Pada tahun 1999, setelah negara anggota G-8 mengeluarkan the Moscow Communique, FATF membentuk tim kerja yang mengkaji dan menguji kemungkinan-kemungkinan profesi-profesi tertentu digunakan sebagai sarana/bantuan pencucian uang. Hingga di tahun 2002, mereka mengeluarkan hasil kajian dan pengujian terhadap beberapa sumber yang menyatakan adanya tren penggunaan profesi-profesi tertentu seperti pengacara, akuntan, dan notaris menjadi perantara (intermediaries) sekaligus menyediakan saran-saran untuk melakukan pencucian uang. (Kevin L. Sheperd: 2009) Sehingga, profesi-profesi tersebut menjadi sangat relevan untuk diatur secara mendalam untuk turut memperkuat rezim anti-pencucian uang.

Merujuk pada rekomendasi ke 12 FATF 40 Recommendations (”The customer due diligence and record-keeping requirements set out in Recommendations 5, 6, and 8 to 11 apply to designated non-financial businesses and professions in the following situations: d) Lawyers, notaries, other independent legal professionals and accountants when they prepare for or carry out transactions for their client concerning the following activities: buying and selling of real estate; managing of client money, securities or other assets; management of bank, savings or securities accounts; organisation of contributions for the creation, operation or management of companies; creation, operation or management of legal persons or arrangements, and buying and selling of business entities.” Maksud dari rekomendasi di atas yaitu penerapan customer due dilligence dan syarat untuk mengelola data/informasi terkait klien berlaku juga pada bisnis non-keuangan dan profesi-profesi sebagaimana disebutkan antara lain pengacara, notaris, jasa hukum lainnya, dan akuntan saat mereka melakukan aktifitas tertentu sebagaimana tertera di dalam butir rekomendasi tersebut.
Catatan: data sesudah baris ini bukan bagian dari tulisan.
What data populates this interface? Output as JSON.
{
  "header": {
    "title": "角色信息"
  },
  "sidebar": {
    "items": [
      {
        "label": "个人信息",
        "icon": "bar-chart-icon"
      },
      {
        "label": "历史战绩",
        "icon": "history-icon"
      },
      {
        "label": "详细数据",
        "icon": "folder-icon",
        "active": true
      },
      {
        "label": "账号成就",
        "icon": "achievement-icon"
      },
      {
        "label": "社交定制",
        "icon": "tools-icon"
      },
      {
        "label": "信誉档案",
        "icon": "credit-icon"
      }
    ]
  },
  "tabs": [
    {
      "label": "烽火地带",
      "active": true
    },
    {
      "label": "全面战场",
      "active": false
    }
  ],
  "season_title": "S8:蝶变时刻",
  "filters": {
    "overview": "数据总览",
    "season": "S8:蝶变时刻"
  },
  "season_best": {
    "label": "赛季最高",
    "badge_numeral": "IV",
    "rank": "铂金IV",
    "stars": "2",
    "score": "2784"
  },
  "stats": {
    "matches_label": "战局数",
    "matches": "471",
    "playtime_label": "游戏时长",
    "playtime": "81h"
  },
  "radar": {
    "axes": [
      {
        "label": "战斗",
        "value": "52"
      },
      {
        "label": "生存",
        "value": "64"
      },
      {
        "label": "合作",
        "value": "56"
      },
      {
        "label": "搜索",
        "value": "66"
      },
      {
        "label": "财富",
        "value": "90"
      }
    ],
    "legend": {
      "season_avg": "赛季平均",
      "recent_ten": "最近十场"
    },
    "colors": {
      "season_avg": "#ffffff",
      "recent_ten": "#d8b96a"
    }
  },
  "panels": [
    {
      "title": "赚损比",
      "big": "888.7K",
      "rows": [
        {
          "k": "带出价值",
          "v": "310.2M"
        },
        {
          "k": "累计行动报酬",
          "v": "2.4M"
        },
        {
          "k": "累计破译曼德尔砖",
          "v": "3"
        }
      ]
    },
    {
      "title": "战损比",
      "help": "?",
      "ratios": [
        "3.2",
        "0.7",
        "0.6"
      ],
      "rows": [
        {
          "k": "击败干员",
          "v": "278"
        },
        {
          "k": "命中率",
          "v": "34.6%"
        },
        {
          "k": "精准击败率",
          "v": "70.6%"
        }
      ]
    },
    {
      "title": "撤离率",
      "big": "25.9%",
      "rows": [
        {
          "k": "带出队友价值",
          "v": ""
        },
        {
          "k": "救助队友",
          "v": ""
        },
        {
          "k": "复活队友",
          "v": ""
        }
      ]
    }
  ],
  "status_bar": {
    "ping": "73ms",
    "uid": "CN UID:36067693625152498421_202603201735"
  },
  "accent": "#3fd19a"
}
Rekomendasi 16 FATF 40 Recommendations, “The requirements set out in Recommendations 13 to 15, and 21 apply to all designated non-financial businesses and professions, subject to the following qualifications: a) Lawyers, notaries, other independent legal professionals and accountants should be required to report suspicious transactions when, on behalf of or for a client, they engage in a financial transaction in relation to the activities described in Recommendation 12 (d). Countries are strongly encouraged to extend the reporting requirement to the rest of the professional activities of accountants, including auditing.”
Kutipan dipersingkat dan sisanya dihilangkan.